20 years of the iPod: One device revolutionized the music world

Status: 23.10.2021 02:46 a.m.

20 years ago today, Apple boss Jobs presented a portable music player under the name “iPod” that could store around 1000 songs. The device revolutionized the music industry and was the beginning of Apple’s rise.

By Marcus Schuler, ARD Studio Los Angeles

When Steve Jobs introduced the iPod, the company was doing badly. It moved from quarterly result to quarterly result and mostly only barely managed to be in the black. Above all else, Apple was one thing: a company that made computers. At that time – 2001 – its market share was just two percent.
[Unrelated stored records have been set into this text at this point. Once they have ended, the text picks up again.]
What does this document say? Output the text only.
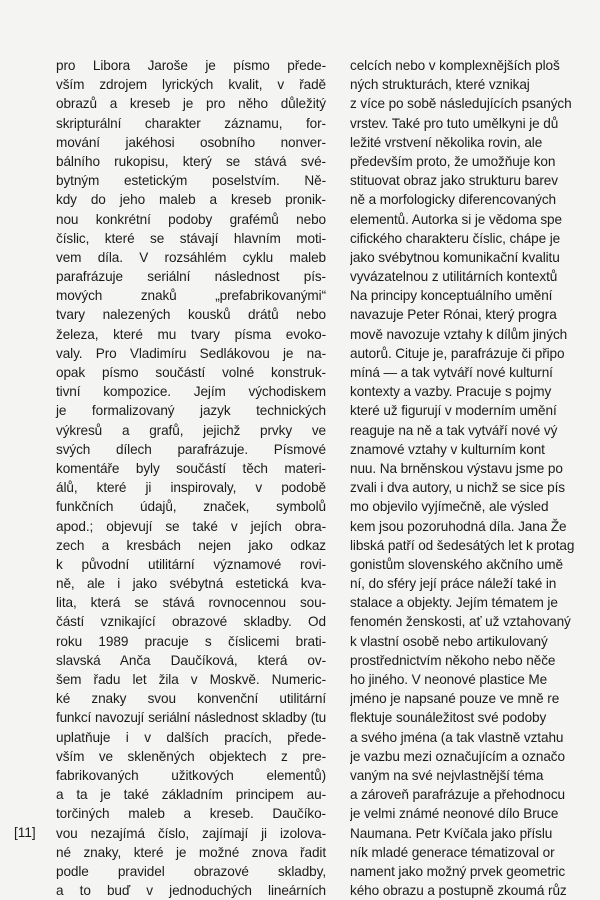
pro Libora Jaroše je písmo přede-
vším zdrojem lyrických kvalit, v řadě
obrazů a kreseb je pro něho důležitý
skripturální charakter záznamu, for-
mování jakéhosi osobního nonver-
bálního rukopisu, který se stává své-
bytným estetickým poselstvím. Ně-
kdy do jeho maleb a kreseb pronik-
nou konkrétní podoby grafémů nebo
číslic, které se stávají hlavním moti-
vem díla. V rozsáhlém cyklu maleb
parafrázuje seriální následnost pís-
mových znaků „prefabrikovanými“
tvary nalezených kousků drátů nebo
železa, které mu tvary písma evoko-
valy. Pro Vladimíru Sedlákovou je na-
opak písmo součástí volné konstruk-
tivní kompozice. Jejím východiskem
je formalizovaný jazyk technických
výkresů a grafů, jejichž prvky ve
svých dílech parafrázuje. Písmové
komentáře byly součástí těch materi-
álů, které ji inspirovaly, v podobě
funkčních údajů, značek, symbolů
apod.; objevují se také v jejích obra-
zech a kresbách nejen jako odkaz
k původní utilitární významové rovi-
ně, ale i jako svébytná estetická kva-
lita, která se stává rovnocennou sou-
částí vznikající obrazové skladby. Od
roku 1989 pracuje s číslicemi brati-
slavská Anča Daučíková, která ov-
šem řadu let žila v Moskvě. Numeric-
ké znaky svou konvenční utilitární
funkcí navozují seriální následnost skladby (tu
uplatňuje i v dalších pracích, přede-
vším ve skleněných objektech z pre-
fabrikovaných užitkových elementů)
a ta je také základním principem au-
torčiných maleb a kreseb. Daučíko-
vou nezajímá číslo, zajímají ji izolova-
né znaky, které je možné znova řadit
podle pravidel obrazové skladby,
a to buď v jednoduchých lineárních
celcích nebo v komplexnějších ploš
ných strukturách, které vznikaj
z více po sobě následujících psaných
vrstev. Také pro tuto umělkyni je dů
ležité vrstvení několika rovin, ale
především proto, že umožňuje kon
stituovat obraz jako strukturu barev
ně a morfologicky diferencovaných
elementů. Autorka si je vědoma spe
cifického charakteru číslic, chápe je
jako svébytnou komunikační kvalitu
vyvázatelnou z utilitárních kontextů
Na principy konceptuálního umění
navazuje Peter Rónai, který progra
mově navozuje vztahy k dílům jiných
autorů. Cituje je, parafrázuje či připo
míná — a tak vytváří nové kulturní
kontexty a vazby. Pracuje s pojmy
které už figurují v moderním umění
reaguje na ně a tak vytváří nové vý
znamové vztahy v kulturním kont
nuu. Na brněnskou výstavu jsme po
zvali i dva autory, u nichž se sice pís
mo objevilo vyjímečně, ale výsled
kem jsou pozoruhodná díla. Jana Že
libská patří od šedesátých let k protag
gonistům slovenského akčního umě
ní, do sféry její práce náleží také in
stalace a objekty. Jejím tématem je
fenomén ženskosti, ať už vztahovaný
k vlastní osobě nebo artikulovaný
prostřednictvím někoho nebo něče
ho jiného. V neonové plastice Me
jméno je napsané pouze ve mně re
flektuje sounáležitost své podoby
a svého jména (a tak vlastně vztahu
je vazbu mezi označujícím a označo
vaným na své nejvlastnější téma
a zároveň parafrázuje a přehodnocu
je velmi známé neonové dílo Bruce
Naumana. Petr Kvíčala jako příslu
ník mladé generace tématizoval or
nament jako možný prvek geometric
kého obrazu a postupně zkoumá růz
[11]
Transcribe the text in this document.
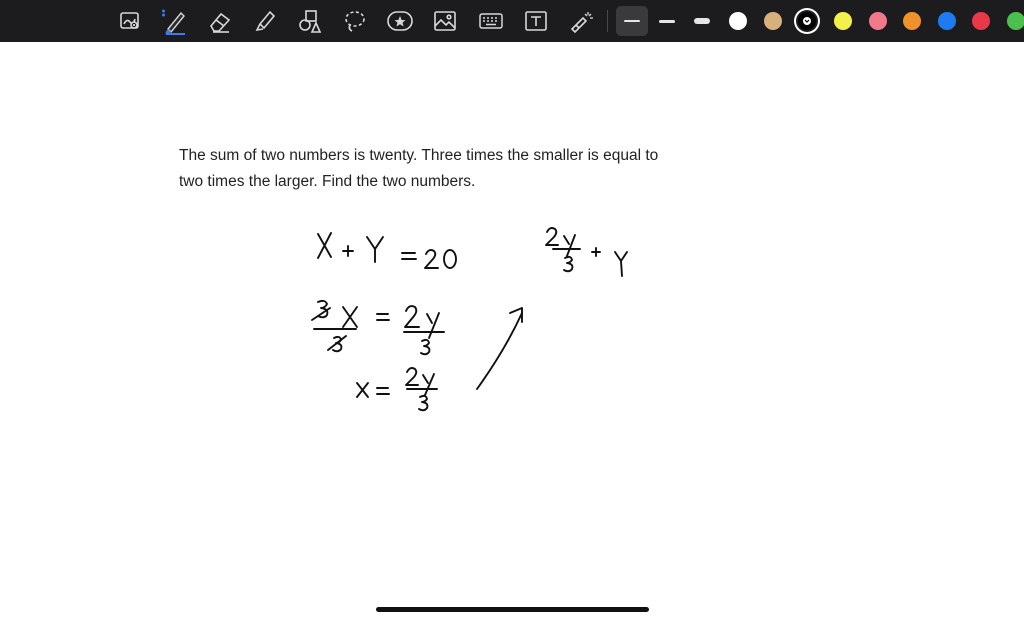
The sum of two numbers is twenty. Three times the smaller is equal to two times the larger. Find the two numbers.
Still, Steve Jobs was, as always, optimistic. And he knew how to get to the heart of the great advantage of the mp3 player when he presented it 20 years ago.

The coolest thing about the iPod is that you always have your entire music collection with you – a quantum leap in listening to music.

iPod wasn’t an instant hit

But the success story of the iPod was not a sure-fire success even after its market launch. The first sales figures were anything but great, recalls his co-inventor, Tony Fadell:

In fact, it was another two and a half years before we saw success with the iPod. So, even after the first iPod, we still had a lot of work to do to make it a real phenomenon, which is only becoming clear to you today.

At that time, Fadell had been brought to Apple as a freelance consultant. With his start-up Fuse he had tried unsuccessfully to bring out an mp3 player. The Japanese Sony group dominated the then relatively new and young world of digital music.

Apple was under pressure in 2001

Apple was under tremendous pressure in 2001. The computer business was bad, so the Silicon Valley company was looking for new sources of income. Fadell was supposed to present his ideas for a mobile music player to Apple boss Steve Jobs. The then head of marketing at Apple Stan Ng was at his side with advice beforehand, recalls Fadell on the CNet podcast.

He advised me to present my worst model first and my favorite model at the end. I had built it as a styrofoam model and made it heavier with my grandfather’s fishing weights. Steve Jobs picked it up and said, ‘We’re building this and you’re going to build with us now’.

At the time, Fadell was reluctant to hire Apple. The company’s reputation was bad, and hardly anyone in Silicon Valley still believed in the company’s success. In the end he was convinced by Steve Jobs. The early days were difficult, remembers Fadell, who after his time at Apple founded the thermostat company Nest and sold it to Google in 2014 for more than three billion dollars.

Jobs was right

In the end, the iPod was a success. Steve Stobs was right: A device with thousands of songs in his pants or jacket pocket was the breakthrough. For Apple it was the chance to become more independent from the computer business.

Everything has its origins in iTunes and the iPod. Everything was incredibly seamless and easy to use. Every year we have added new features to the device. We didn’t want to overwhelm users, we started with music, ads, photos, podcasts and videos and then games and so on. So we always offered new functions. Plus, we were never sure that we would win. So we always made a leap in development.

The music industry, which at that time lived like a king, from the sale of records that were pressed on CD or vinyl, fell into a serious crisis due to the popularity of the iPod. The business model that had been rehearsed for decades suddenly stopped working and collapsed.

Warner, BMG, EMI, Universal and Sony were suddenly forced to reinvent themselves when a company from a side valley in California suddenly set the tone. For Apple, the digital music player was the big turning point, not the iPhone. The iPod was the beginning of the smart phone as we know it today. Nevertheless, it took another six years until Steve Jobs on June 29, 2007 “the next big thing”Could imagine.